Taipei, Taiwan-based Quanta Computer Inc., the lead contractor on the One Laptop Per Child program, faces more pressure than suppliers ENE Technology Co. and Simplo Technology Co. to keep prices down, said Bevan Yeh, who helps manage $3 billion at Prudential Securities Investment Trust Co. The program envisions paying $100 each for the computers.

``Parts suppliers will enjoy high growth as this initiative reaches a global scale,'' said Yeh, who's based in Taipei. ``Quanta's mission is to make laptops at the lowest possible price, so its profit will not be as rosy.''

Yeh recently bought shares of ENE, a maker of chips used in the computers, and he's considering adding Simplo, which builds batteries for the devices, and Shin Zu Shing Co., which makes the hinges that attach the screen to the main body. He doesn't own Quanta, the world's largest notebook-computer producer.

Shares of ENE and Shin Zu Shing have almost doubled since then and are among the top 100 gainers of the 1,160 stocks traded on Taiwan's two main exchanges. Simplo has climbed 79 percent and Sunrex Technology Corp., a keyboard maker for the computers, has added 33 percent in the period.

Analog IC designer Ene Technology had its share price go up to its daily 7% limit yesterday over the prospects of a revenue boost from the OLPC program. http://www.digitimes.com/bits_chips/a20070517PD204.html

Ene Technology has received orders to supply components for the One Laptop Per Child (OLPC) program, which will start shipping its low-cost notebooks in September, while Anpec Electronics and Aimtron Technology may also have obtained power management (PW) IC orders for the program, according to industry sources.

DEAR SIR,
WE ARE A CONSULTING FIRM BASED IN ACCRA - GHANA.

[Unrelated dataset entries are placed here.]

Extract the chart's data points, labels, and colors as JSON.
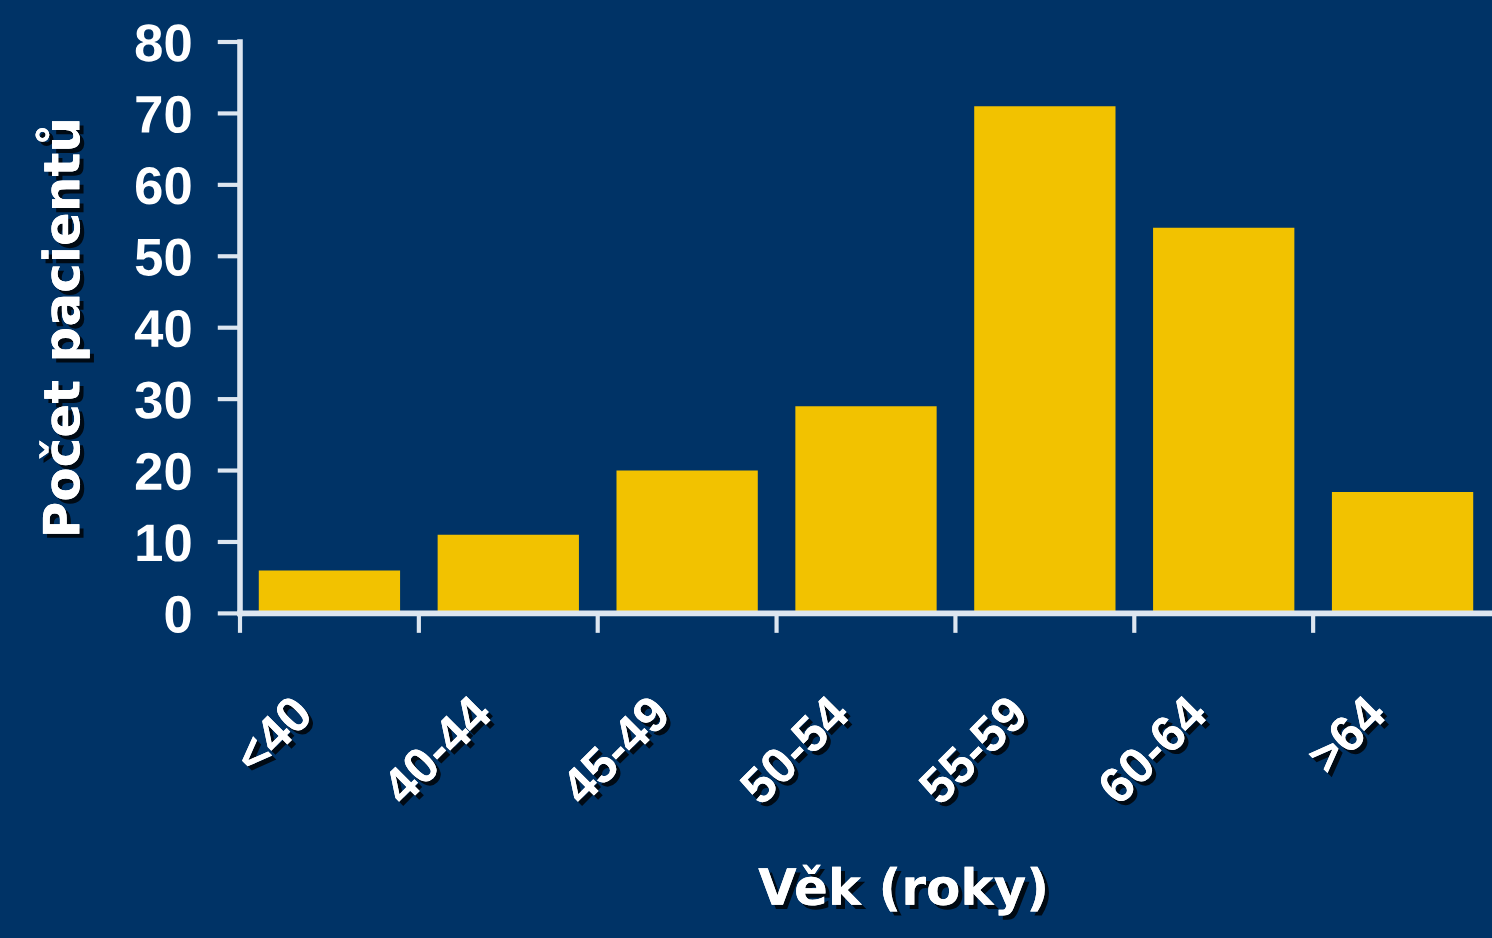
{
  "chart_data": {
    "type": "bar",
    "xlabel": "Věk (roky)",
    "ylabel": "Počet pacientů",
    "categories": [
      "<40",
      "40-44",
      "45-49",
      "50-54",
      "55-59",
      "60-64",
      ">64"
    ],
    "values": [
      6,
      11,
      20,
      29,
      71,
      54,
      17
    ],
    "color": "#f2c200",
    "ylim": [
      0,
      80
    ],
    "yticks": [
      0,
      10,
      20,
      30,
      40,
      50,
      60,
      70,
      80
    ],
    "grid": false
  }
}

OUR MAIN OBJECTIVE IS TO HELP THE GOVERNMENTS IN WEST AFRICA TO REVAMP AND RE-ACTIVATE MOST OF THEIR PARASTATALS WHICH ARE PERFORMING BELOW AVERAGE IN FULL RECOVERY.

WE SOURCE FOR INVESTORS FOR THE GOVERNMENTS AND ALSO WE LOOK FOR SUPPLIERS TO SUPPLY NEEDED EQUIPMENT AND SERVICES FOR GOVERNMENT AGENCIES ON EITHER OPEN OR CLOSE TENDER CONTRACTS.

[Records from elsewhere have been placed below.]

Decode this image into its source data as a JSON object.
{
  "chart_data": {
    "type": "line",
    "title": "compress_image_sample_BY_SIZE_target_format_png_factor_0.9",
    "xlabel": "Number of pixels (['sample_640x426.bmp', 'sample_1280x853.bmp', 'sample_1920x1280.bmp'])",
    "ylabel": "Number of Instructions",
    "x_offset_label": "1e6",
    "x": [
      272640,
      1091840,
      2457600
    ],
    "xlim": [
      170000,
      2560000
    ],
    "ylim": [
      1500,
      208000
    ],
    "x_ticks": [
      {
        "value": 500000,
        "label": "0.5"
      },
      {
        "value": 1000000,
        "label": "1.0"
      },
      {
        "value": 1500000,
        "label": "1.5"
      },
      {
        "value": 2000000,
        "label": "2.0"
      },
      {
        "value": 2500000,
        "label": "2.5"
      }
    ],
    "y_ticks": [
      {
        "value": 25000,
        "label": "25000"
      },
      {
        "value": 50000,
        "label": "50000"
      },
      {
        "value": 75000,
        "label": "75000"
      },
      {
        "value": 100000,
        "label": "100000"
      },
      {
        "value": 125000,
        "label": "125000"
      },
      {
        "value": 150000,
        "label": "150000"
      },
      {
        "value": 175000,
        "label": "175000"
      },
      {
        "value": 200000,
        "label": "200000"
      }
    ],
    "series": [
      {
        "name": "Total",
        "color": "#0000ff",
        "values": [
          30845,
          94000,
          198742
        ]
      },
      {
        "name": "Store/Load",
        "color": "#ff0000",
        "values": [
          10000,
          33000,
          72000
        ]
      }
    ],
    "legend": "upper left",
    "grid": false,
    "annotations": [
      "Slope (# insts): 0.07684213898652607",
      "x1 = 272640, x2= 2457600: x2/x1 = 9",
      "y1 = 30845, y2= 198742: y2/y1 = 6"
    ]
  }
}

WE DO THESE ON COMMISSION BASES AND OUR COMMISSION IS PAYABLE AFTER CONTRACT ARE SIGNED, AWARDED AND PAID FOR.

NOTE: THE FOLLOWING ARE CONTRACTS TO BE AWARDED TO PROSPECTIVE SUPPLIES IN THE AGRICULTURAL SECTOR AND ENERGY.

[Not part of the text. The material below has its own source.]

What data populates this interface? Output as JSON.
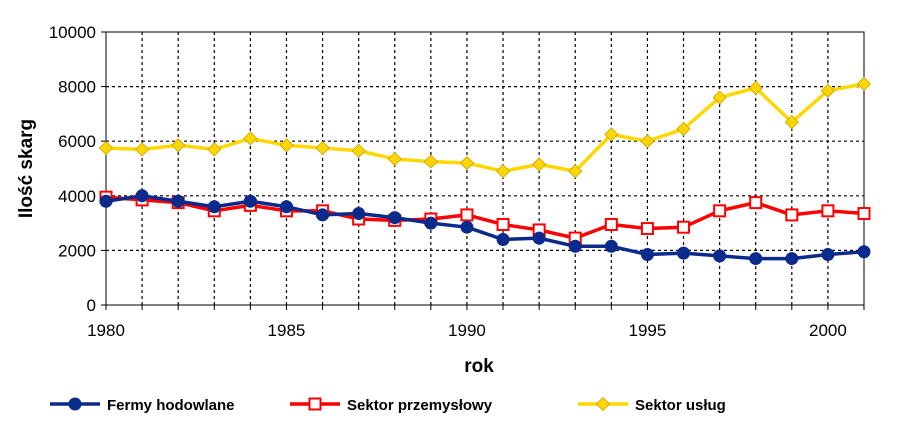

(1) SUPPLY OF TRACTORS, GENERATORS, COMPUTERS/HOME APPLIANCES, INSECTICIDES AND AIRPLANE, HARVESTERS AND FERTILIZERS.

INTERESTED PARTIES MUST CONTACT US FOR FURTHER DETAILS

BEST REGARDS,
BEN KOFI

Companies cannot survive unless they are profitable. The management guru, C K Prahalad has interesting take on "Fortune at the bottom of the Pyramid":

http://economictimes.indiatimes.com/articleshow/268965.cms

http://www.chillibreeze.com/bookreviews/TheFortuneAtTheBottomofThePyramid.asp

Encouraging large companies to deal with projects that will benefit the bottom of the Pyramid (2/3 of the World's population that live under $2/Day) will ultimately benefit every one. As CK points out in his book, the Poor are sophisticated consumers who demand more for their money.

I am so pleased to learn about the new design of the laptop which is ment for the poorest kids, I dont think there is any other thing greater than this objective.This will help the world to overcome many problems, because knowledge will uproot evils in form and shape.

I extend sincere gratitude to every one involved in this effort. I would like to obtaine at least 10 laptop to every school in Afghanistan. This will be an effective way to establish the rule of law and return peace to the war torn nation.